Visible light communication (VLC) has gained attention recently as radio frequencies become increasingly congested. VLC offers a promising alternative for wireless communication with several advantages: It provides 10 times more bandwidth than traditional radio frequencies, is more energy-efficient and secure, and can take advantage of the existing lighting infrastructure.
However, VLC also has drawbacks, such as its susceptibility to ambient light interference and its dependence on a clear line of sight (LOS). When the receiver is obstructed, such as being placed in a pocket, the signal is blocked, and communication fails.

We address one of the most important NLOS scenarios in VLC: when users place the receiver inside the pocket. Our system places photodiodes on a 3D-printed vest to capture the optical data and then forwards the information to the phone inside the pocket using near-field communication (NFC).

We introduce several optimizations to enhance the performance of LightVest. First, we develop a novel method for optimizing photodiode placement on the vest using the Lambertian propagation model, ensuring optimal angles for maximum signal reception. Additionally, we implement adaptive filtering and threshold techniques to maintain reliable communication in dynamic environments, improving the VLC system's robustness against noise and movement. We also optimize the software to increase the sampling rate, reducing processing times. These improvements result in a maximum data rate of 25 kbps and a range of 220 cm at a data rate of 5 kbps with a bit error rate of 0.025.

We enhanced the NFC link using techniques like Fast Transfer Mode and non-blocking I2C to achieve a maximum data rate of 21 kbps. To facilitate user interaction with the LightVest, we developed an Android application to control the microcontroller. In addition, it provides data visualization and collection, significantly speeding up the debugging and experimentation processes.

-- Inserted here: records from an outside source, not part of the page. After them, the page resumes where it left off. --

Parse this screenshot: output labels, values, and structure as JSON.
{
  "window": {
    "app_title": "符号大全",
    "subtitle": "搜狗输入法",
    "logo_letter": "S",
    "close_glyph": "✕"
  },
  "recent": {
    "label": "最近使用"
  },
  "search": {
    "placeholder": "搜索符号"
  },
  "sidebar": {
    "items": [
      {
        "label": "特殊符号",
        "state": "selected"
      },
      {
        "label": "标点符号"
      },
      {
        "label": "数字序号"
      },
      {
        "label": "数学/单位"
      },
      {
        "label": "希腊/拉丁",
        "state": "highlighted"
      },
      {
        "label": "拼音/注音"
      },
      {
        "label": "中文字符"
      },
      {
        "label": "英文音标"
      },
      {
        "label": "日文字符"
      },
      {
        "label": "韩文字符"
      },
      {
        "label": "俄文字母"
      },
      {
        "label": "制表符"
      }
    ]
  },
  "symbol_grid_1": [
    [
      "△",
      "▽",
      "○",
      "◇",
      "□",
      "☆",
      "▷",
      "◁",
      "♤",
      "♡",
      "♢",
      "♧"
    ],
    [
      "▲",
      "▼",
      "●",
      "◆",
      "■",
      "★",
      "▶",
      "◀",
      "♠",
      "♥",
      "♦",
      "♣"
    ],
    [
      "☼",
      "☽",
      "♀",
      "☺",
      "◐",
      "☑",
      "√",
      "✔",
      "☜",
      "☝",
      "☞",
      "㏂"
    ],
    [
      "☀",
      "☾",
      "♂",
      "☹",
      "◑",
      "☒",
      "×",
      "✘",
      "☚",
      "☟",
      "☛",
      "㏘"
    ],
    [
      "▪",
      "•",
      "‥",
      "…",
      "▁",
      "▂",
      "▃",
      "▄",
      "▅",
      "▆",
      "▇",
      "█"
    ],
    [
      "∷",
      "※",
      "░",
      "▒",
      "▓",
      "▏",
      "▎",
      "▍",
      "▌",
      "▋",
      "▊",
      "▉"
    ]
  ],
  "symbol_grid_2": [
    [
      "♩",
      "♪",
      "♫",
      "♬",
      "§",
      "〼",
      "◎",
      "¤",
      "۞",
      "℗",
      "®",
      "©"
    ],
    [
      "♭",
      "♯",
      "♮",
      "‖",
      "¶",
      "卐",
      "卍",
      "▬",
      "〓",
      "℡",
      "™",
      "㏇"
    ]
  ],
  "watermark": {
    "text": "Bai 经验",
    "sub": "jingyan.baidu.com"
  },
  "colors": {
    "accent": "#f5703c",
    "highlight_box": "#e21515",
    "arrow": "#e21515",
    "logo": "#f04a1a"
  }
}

Overall, LightVest represents an advancement in extreme NLOS and wearable VLC, paving the way for future innovations in secure and wearable VLC solutions.
Future work could focus on improving the performance of the VLC link by selecting a more powerful microcontroller, using enhanced filtering, and adopting a more advanced modulation scheme. Future efforts could also include adding an uplink to the system to complete the VLC setup and exploring alternative vest designs by using a vest or shirt instead of a 3D model.